Now, change in volume=volume in lower cone i.e., (2)=(3) this gives,

1/3πR2(H3-1)/H2 = 1/3πR2h3/H2

After cancelling common terms i.e., (1/3), π, R2 in the numerator and H2 in the denominator

H3-1=h3

We need to find h and we are given that height of cone i.e., H=2cm, which gives

h3=(2)3-1= 8-1=7cm. The answer is cube root of 7.

Let r be he radius of each cone( equal, not necessarily =h) the total volume of the water in upper cone is pi r^2 h/3. When the height of the water is 1, we can find using similarity of triangles that the radius will be r/2 and the volume of water gone down is pi r^2 2/3 - pi (r/2)^2 1/3= 7 pi r^2/12. Now this volume of water is collected in lower cone. Let the height of the water be h, by similarity of triangles again we can find its radius r h/2 and so 7 pi r^2/12= pi (r h/2)^2 h/3 and solving this equation we get h^3=7 and so h= cube root of 7.

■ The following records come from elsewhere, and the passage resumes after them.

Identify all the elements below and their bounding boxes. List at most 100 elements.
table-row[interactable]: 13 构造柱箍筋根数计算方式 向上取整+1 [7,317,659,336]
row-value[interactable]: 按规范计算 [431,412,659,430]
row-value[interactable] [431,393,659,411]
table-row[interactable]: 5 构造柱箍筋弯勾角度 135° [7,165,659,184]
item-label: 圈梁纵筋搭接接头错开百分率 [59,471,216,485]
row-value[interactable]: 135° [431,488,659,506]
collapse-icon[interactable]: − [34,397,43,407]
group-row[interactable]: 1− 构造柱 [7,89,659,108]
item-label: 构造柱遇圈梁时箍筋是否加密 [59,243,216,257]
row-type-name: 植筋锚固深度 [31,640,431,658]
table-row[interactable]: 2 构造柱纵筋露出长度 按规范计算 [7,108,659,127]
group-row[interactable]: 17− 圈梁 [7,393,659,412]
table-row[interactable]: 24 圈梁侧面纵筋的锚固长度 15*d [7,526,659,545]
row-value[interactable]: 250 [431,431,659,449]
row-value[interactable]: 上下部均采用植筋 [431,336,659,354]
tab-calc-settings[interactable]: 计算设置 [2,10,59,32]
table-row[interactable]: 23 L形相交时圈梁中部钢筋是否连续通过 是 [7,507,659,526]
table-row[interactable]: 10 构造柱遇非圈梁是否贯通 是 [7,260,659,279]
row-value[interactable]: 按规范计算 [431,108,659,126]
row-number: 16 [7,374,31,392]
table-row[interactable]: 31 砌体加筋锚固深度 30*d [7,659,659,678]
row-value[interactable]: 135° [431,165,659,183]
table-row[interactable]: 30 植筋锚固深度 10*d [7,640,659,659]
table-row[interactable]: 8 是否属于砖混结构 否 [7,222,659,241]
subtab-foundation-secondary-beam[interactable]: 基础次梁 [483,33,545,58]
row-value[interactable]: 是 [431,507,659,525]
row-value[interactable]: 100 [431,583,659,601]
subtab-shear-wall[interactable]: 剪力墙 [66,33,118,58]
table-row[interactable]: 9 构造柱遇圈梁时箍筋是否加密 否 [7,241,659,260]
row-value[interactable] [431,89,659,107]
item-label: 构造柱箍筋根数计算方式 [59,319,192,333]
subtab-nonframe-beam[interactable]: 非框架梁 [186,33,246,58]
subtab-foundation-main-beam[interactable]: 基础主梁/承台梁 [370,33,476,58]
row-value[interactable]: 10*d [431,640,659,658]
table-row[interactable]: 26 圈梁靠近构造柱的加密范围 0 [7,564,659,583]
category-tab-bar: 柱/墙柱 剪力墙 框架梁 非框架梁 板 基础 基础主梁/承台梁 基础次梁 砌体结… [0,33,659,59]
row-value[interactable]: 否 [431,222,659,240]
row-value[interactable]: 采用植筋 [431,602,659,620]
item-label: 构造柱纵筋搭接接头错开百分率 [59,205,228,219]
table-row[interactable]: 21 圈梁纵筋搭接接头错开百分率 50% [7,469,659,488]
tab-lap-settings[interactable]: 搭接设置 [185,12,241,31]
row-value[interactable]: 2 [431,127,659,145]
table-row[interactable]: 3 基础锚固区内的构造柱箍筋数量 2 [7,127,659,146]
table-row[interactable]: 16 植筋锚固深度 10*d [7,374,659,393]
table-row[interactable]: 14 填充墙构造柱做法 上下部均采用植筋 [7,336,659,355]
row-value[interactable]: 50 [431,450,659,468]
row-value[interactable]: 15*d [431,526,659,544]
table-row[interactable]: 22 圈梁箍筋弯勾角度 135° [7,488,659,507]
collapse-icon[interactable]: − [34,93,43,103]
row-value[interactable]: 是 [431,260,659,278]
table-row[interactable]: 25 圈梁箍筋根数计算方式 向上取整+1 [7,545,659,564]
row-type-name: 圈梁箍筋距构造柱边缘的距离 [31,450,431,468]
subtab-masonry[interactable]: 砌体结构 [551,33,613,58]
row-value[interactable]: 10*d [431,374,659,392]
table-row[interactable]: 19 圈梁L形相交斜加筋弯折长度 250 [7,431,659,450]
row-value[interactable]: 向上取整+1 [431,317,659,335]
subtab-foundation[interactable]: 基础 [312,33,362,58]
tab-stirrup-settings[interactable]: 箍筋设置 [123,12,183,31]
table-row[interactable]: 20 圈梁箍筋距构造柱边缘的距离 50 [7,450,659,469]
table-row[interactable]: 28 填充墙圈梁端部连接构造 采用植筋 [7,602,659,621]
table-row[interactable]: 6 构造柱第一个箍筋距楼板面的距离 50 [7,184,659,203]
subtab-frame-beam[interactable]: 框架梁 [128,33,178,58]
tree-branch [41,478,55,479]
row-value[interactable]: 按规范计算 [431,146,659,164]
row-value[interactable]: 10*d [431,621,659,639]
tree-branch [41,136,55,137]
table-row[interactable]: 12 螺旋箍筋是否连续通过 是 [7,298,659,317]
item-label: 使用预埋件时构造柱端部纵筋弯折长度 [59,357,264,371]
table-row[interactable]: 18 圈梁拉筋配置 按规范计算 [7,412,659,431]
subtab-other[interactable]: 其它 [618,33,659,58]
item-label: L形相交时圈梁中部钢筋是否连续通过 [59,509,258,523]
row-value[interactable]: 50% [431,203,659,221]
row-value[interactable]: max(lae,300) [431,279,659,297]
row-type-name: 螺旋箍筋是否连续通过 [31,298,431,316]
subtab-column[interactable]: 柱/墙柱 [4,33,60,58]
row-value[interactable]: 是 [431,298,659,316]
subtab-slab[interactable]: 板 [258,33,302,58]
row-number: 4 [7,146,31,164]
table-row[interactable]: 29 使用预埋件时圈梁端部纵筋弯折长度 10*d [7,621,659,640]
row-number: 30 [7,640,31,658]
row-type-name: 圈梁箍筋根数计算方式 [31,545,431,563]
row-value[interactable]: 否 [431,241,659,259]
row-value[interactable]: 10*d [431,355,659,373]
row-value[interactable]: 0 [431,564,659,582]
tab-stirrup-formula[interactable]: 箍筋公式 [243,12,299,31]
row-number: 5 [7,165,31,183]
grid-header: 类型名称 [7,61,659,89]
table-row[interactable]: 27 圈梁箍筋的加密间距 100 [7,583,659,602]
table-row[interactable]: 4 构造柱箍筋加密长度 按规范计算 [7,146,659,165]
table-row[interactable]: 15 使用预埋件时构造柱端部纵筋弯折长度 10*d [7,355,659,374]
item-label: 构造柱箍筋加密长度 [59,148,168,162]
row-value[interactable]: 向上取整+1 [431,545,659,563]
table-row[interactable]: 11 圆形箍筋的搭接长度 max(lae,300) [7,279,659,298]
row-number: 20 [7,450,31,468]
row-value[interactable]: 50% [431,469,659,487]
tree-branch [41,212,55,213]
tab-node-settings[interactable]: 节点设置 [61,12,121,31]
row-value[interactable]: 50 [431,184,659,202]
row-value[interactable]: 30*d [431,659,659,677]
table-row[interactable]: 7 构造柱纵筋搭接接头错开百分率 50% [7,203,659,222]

We know the volume of cone is (1/3)pi (r^2) h Considering angle of slant to be ᶿ. we get the formula for volume as (1/3)pi (h^3) tan ᶿ.

So, Amount of water in lower cone = amount water spilled from upper cone

let h be the height of water in lower cone.

then,

(1/3) pi (h^3) tan ᶿ ={ (1/3) pi (2^3) tan ᶿ } - { (1/3) pi (1^3) tan ᶿ}

Cancelling out (1/3) pi tan ᶿ from both sides.

h^3 = 8 -1

h^3 = 7

h = cube root of 7

total volume of a cone=1/3 * 22/7 * r^3. So when the upper cone is full of water the volume is (8 * 22/7)/3.When the height of water level in the upper cone is 1cm, then the volume is(22/7)/3.Therefore the volume in the lower cone should be the subtracted value of the full vol. of the upper cone - the vol. when the height is 1cm=(7 *22/7)/3.Deriving the height from here, comes out the value of cube root of seven

Volume of Top Cone when full = (1/3) pi R R H, R = radius, H = full height = 2cm Therefore, Volume of Top Cone when full = (2/3) pi R R. ----------------> (A) Volume of Top Cone when height is 1cm is (1/3) pi R R/4.---------------(B) The volume in Bottom cone = A-B = (1/3) pi R R (7/4). Now let h be the height if water in the second cone and r be the radius of the water filled part of the second cone. Then, the volume of water in the second cone is (1/3) pi r r h. This is equal to (1/3) pi R R (7/4). Hence, we have r r h = R R 7/4 ---------------->(C) Using symmetry, we know that h/r = H/R i.e. r = h*R/2, since H = 2cm Using this in C, we get h=7^(1/3).